The chemistry between Cena’s Peacemaker and Elba’s Bloodsport as they vie for alpha male team leader superiority is a winning combo. It uses character dynamics to provide both a steady dose of well-earned laughs and the tantalizing whisper of redemption for each. Now this new film isn’t so far removed from 2016’s Suicide Squad in that the entire team’s turn toward the light hinges on a team leader’s connection to his daughter. But Elba brings an exhaustion to the genre — as if even he’s tired of popping up in mega-budget superhero tentpoles — that grounds this new iteration even as he interacts with a CGI shark.
That reminds me: Nanaue is this film’s lovably anthropomorphic Groot crossed with the emotional instability of Hulk and Jaws‘ taste for human flesh. There’s a poetic beauty in many of his sequences and his quest for friendship is pure-hearted even as he literally rips people in half. But Gunn identifies more with monsters than he does with heroes. Hell, even the extraterrestrial Starro is at once both destructive and sympathetic.
Given the effectiveness of Gunn’s darkly comic alacrity, it’s easier to mindwipe over The Suicide Squad‘s issues like one of Starro’s hive-mind facehuggers. The film is bogged down by one-too-many flashbacks that speedbump its progress, particularly in a somewhat aimless second act that disrupts the pacing. The antagonists are a revolving door of forgettable faces shuffled like a back alley deck for reasons I still don’t fully understand. The great Peter Capaldi is wasted in a thankless exposition-heavy villain role. And Gunn relies too heavily on superfluous flourishes in a busy story that still somehow mostly just takes place on a single small island. Perhaps most egregious, however, is that the film reduces Harley Quinn to a vehicle for the director’s persistent schlock with lines like “I love the rain, it’s like angels splooging all of us.” Cue snare-drum with a backstage eye roll. Yet his grasp for big band theatrics where every instrument gets a worthy solo drowns out the occasional flat note.

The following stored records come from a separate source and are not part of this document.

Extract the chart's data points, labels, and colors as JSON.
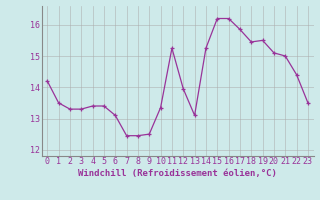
{
  "x": [
    0,
    1,
    2,
    3,
    4,
    5,
    6,
    7,
    8,
    9,
    10,
    11,
    12,
    13,
    14,
    15,
    16,
    17,
    18,
    19,
    20,
    21,
    22,
    23
  ],
  "y": [
    14.2,
    13.5,
    13.3,
    13.3,
    13.4,
    13.4,
    13.1,
    12.45,
    12.45,
    12.5,
    13.35,
    15.25,
    13.95,
    13.1,
    15.25,
    16.2,
    16.2,
    15.85,
    15.45,
    15.5,
    15.1,
    15.0,
    14.4,
    13.5
  ],
  "line_color": "#993399",
  "marker": "+",
  "marker_size": 3,
  "linewidth": 0.9,
  "bg_color": "#ceeaea",
  "grid_color": "#aaaaaa",
  "border_color": "#888888",
  "xlabel": "Windchill (Refroidissement éolien,°C)",
  "xlabel_color": "#993399",
  "xlabel_fontsize": 6.5,
  "tick_color": "#993399",
  "tick_fontsize": 6,
  "ylim": [
    11.8,
    16.6
  ],
  "xlim": [
    -0.5,
    23.5
  ],
  "yticks": [
    12,
    13,
    14,
    15,
    16
  ],
  "xticks": [
    0,
    1,
    2,
    3,
    4,
    5,
    6,
    7,
    8,
    9,
    10,
    11,
    12,
    13,
    14,
    15,
    16,
    17,
    18,
    19,
    20,
    21,
    22,
    23
  ]
}
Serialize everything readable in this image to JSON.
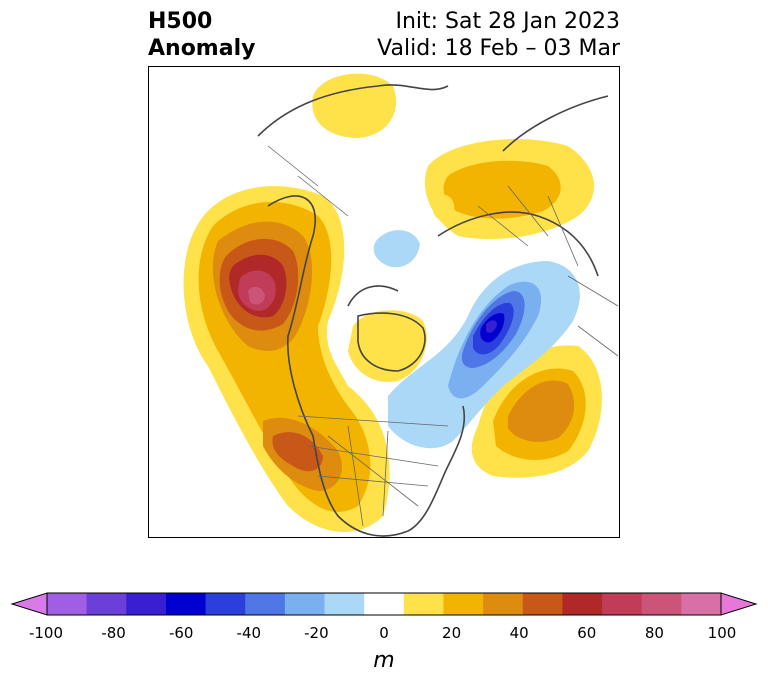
{
  "header": {
    "title_line1": "H500",
    "title_line2": "Anomaly",
    "init_text": "Init: Sat 28 Jan 2023",
    "valid_text": "Valid: 18 Feb – 03 Mar"
  },
  "colorbar": {
    "unit": "m",
    "tick_labels": [
      "-100",
      "-80",
      "-60",
      "-40",
      "-20",
      "0",
      "20",
      "40",
      "60",
      "80",
      "100"
    ],
    "colors": [
      "#d87ae8",
      "#9f5ee4",
      "#6c3fd8",
      "#3a1fd0",
      "#0000d0",
      "#2a3fdc",
      "#4f78e6",
      "#7ab0f0",
      "#acd8f8",
      "#ffffff",
      "#ffe14a",
      "#f2b400",
      "#de8c10",
      "#c85818",
      "#b02828",
      "#c03c58",
      "#cc5478",
      "#d870a8",
      "#e878d8"
    ]
  },
  "map": {
    "projection": "polar stereographic, North America / North Atlantic",
    "features": [
      "positive anomaly west of North America",
      "negative anomaly Labrador Sea / Greenland",
      "positive anomaly central Atlantic",
      "positive anomaly northern Europe"
    ]
  }
}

We’ve seen the superhero bubble begin to amalgamate other genres in order to stay top of mind. Captain America: The Winter Soldier is meant to evoke the political thrillers of the 1970s; Logan is a neo-Western; Deadpool is a raunchy R-rated action comedy; Joker is a psychological character study. But, for both better and worse, The Suicide Squad is proudly a superhero comic book movie through and through, albeit one that lets its freak flag fly nakedly while setting up and subverting expectations. Gunn doesn’t want to deconstruct the genre as much as remix it. Even as it succumbs to the most commercially corporate elements of artistic expression—a post credits scene tees up Gunn and Cena’s HBO Max spinoff Peacemaker with Amanda Waller’s subordinates recovering Peacemaker from a hospital to “save the fucking world” — it still manages to be its own isolated entry in the DCEU.
The Suicide Squad is strangely high-hoped with a sincerity and earnestness that would seem to fit with the gore and violence about as well as a Hummer in a packed supermarket parking lot. Yet it gels because the “horribly beautiful mind” of Gunn (as advertised in the movie’s trailers) understands two important things. Number one: ensemble movies only work if each character receives their just desserts. Number two: everything and nothing matters in superhero movies.
Observation Points is a semi-regular discussion of key details in our culture.
The Suicide Squad is now in theaters and on HBO Max.